Des classes à horaires aménagés
Pour le second axe, « le plan « Filles et Maths » a pour objectif que 30 000 filles de plus en 2030 choisissent l’enseignement de spécialité de mathématiques en classe de première et le conservent en terminale, soit 5 000 filles de plus par an à compter de la rentrée 2025 ».
La ministre veut des « classes à horaires aménagés en 4e et en 3e en mathématiques et en sciences », avec au moins 50 % de filles. Des expérimentations seront lancées dans plusieurs académies avec une dizaine de classes, avec l’objectif de passer à une classe par département à la rentrée 2026. Mais qu’en est-il alors de la répartition des filles restantes dans les autres classes ? Ce n’est pas précisé.
Pour les études supérieures, « en 2030, chaque classe préparatoire scientifique devra compter au moins 30 % de filles dans son effectif, et pas moins de 20 % de filles dès la rentrée 2026 ». Ces écoles devront en plus proposer une « représentation équilibrée entre les femmes et les hommes professeurs en classe préparatoire scientifique ».
Des rôles modèles pour « améliorer les performances des filles en math »…
Enfin pour le troisième point, la ministre veut mettre « en place des rencontres systématiques avec des rôles modèles de la 3e à la terminale ».
Assez peu de détails sont donnés, si ce n’est que cela passera par « un réseau d’associations, d’étudiants ou de branches professionnelles » pour que des femmes, « rôles modèles, puissent présenter leur parcours à des jeunes filles ».
Un « programme d’éducation à l’orientation » sera présenté par Élisabeth Borne à la fin du mois.

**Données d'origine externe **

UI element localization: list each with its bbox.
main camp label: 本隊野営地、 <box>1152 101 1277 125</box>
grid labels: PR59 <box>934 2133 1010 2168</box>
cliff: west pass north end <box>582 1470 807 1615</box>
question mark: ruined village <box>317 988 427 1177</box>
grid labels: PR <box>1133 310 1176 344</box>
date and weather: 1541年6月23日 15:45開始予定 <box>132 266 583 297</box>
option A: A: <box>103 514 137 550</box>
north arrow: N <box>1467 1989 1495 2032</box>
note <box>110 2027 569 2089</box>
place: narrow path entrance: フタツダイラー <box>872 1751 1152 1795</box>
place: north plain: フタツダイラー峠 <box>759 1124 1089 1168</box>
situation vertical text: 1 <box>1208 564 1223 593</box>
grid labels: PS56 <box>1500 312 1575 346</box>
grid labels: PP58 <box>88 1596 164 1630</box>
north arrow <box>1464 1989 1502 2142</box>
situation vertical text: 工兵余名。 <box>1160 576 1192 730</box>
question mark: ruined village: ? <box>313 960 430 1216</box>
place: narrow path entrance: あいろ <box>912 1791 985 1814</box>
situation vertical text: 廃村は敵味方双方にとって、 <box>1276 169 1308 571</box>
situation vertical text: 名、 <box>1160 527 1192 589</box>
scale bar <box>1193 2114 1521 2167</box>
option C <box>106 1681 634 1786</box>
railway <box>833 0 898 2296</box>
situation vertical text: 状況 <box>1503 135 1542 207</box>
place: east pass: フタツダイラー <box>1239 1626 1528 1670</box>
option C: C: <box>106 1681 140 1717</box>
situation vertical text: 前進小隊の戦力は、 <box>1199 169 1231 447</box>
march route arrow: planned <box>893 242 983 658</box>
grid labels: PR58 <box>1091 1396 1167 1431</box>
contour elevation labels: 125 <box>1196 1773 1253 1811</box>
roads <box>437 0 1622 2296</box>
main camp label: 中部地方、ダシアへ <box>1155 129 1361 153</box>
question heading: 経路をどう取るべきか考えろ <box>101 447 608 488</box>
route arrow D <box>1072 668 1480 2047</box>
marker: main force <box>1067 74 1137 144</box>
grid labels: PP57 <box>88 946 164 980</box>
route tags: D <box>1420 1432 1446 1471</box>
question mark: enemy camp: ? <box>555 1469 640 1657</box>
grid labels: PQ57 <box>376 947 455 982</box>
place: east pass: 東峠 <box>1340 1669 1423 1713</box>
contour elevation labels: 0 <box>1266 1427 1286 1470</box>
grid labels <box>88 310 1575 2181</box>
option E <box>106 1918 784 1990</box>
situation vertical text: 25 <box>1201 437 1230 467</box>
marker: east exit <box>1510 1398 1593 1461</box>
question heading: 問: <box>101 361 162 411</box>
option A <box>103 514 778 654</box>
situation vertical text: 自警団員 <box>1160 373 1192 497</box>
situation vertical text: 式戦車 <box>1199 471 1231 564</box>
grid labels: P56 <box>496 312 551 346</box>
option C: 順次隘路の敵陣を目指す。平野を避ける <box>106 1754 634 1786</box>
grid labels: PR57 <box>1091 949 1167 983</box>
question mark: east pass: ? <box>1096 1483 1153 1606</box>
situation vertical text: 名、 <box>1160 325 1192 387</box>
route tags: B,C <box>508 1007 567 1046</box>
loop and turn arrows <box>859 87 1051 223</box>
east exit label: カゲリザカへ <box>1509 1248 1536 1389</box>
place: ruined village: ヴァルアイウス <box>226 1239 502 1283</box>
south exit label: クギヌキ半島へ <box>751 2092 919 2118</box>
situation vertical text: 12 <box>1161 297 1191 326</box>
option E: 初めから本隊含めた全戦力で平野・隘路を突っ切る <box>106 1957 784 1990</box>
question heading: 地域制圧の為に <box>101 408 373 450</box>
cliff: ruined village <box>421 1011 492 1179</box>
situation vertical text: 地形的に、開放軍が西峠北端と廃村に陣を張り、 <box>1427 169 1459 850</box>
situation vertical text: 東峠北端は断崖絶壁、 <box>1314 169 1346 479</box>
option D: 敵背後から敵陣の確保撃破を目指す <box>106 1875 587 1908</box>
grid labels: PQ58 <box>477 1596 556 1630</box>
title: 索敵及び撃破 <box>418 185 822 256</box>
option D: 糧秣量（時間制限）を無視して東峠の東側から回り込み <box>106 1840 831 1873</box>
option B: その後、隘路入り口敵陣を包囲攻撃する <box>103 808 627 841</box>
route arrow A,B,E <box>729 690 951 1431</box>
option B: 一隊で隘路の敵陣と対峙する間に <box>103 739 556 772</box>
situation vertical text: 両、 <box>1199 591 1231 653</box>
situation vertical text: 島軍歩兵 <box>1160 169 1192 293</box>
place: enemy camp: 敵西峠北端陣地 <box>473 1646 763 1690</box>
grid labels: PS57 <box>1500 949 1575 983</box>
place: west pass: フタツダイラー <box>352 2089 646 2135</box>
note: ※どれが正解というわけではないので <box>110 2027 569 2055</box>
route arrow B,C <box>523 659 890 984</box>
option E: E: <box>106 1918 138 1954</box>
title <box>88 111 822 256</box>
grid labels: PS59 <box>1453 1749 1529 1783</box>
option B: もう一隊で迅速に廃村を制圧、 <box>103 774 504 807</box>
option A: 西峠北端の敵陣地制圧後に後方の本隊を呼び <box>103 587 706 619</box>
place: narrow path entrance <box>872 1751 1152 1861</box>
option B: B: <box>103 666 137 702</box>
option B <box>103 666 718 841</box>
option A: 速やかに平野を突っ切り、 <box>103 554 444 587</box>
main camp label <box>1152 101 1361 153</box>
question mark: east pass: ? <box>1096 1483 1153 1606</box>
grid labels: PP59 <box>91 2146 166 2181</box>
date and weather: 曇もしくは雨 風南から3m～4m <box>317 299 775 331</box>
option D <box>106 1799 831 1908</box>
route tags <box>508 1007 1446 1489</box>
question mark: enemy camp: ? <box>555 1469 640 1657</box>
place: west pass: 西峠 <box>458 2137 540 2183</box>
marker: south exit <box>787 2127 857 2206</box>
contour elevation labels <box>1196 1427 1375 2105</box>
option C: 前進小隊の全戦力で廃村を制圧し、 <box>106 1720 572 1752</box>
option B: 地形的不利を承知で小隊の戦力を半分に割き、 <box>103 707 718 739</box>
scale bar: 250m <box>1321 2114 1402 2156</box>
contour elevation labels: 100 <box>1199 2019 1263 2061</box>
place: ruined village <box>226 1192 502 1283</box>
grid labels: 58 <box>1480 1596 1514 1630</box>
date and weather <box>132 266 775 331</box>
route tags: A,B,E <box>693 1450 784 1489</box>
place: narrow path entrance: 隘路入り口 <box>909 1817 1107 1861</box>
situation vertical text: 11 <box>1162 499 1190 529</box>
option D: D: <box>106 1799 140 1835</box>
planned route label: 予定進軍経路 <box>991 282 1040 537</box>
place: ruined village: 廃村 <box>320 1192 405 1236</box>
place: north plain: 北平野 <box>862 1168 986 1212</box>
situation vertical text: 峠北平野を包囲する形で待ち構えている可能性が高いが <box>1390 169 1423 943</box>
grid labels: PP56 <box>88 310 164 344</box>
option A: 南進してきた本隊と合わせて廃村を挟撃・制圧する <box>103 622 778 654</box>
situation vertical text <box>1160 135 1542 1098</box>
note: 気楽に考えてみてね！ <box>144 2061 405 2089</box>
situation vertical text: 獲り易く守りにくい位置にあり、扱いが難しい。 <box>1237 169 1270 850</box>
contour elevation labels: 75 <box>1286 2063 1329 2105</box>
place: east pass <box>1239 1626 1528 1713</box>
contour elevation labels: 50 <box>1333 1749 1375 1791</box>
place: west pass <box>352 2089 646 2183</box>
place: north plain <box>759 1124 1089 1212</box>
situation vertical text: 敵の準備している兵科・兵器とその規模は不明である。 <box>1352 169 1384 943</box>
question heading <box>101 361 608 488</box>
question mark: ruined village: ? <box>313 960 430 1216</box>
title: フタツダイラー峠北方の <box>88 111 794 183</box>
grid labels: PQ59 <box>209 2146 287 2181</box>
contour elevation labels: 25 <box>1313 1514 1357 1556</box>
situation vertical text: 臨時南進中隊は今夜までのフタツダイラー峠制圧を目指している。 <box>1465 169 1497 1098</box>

Des académies volontaires pourront se lancer à la rentrée 2025, puis une généralisation est prévue en 2026.
Les rôles modèles sont des femmes ou jeunes filles qui ont réussi en maths, comme nous l’expliquait Magali Ochs, à l’occasion d’une présentation intitulée « Comment l’IA peut être utilisée pour lutter contre les inégalités, pour plus d’inclusion et en particulier pour lutter contre les inégalités femmes-hommes ».
… qui peuvent aussi passer par des personnages virtuels
C’est la théorie, mais en pratique, « c’est assez difficile d’avoir des rôles modèles à disposition dans les classes à présenter aux jeunes filles. Donc, on a créé des personnages virtuels qui pourraient représenter des rôles modèles et, de fait, de pouvoir réduire cette menace de stéréotypes et donc d’améliorer les performances des filles en maths », ajoutait la chercheuse.
Elle affirmait que cela marchait : « On a pu montrer que ces personnages virtuels étaient réellement perçus comme des modèles et l’expérimentation à grande échelle faite auprès de neuf collèges (soit au final 326 élèves), a montré qu’effectivement ces rôles modèles féminins permettaient d’améliorer les performances des filles en math ».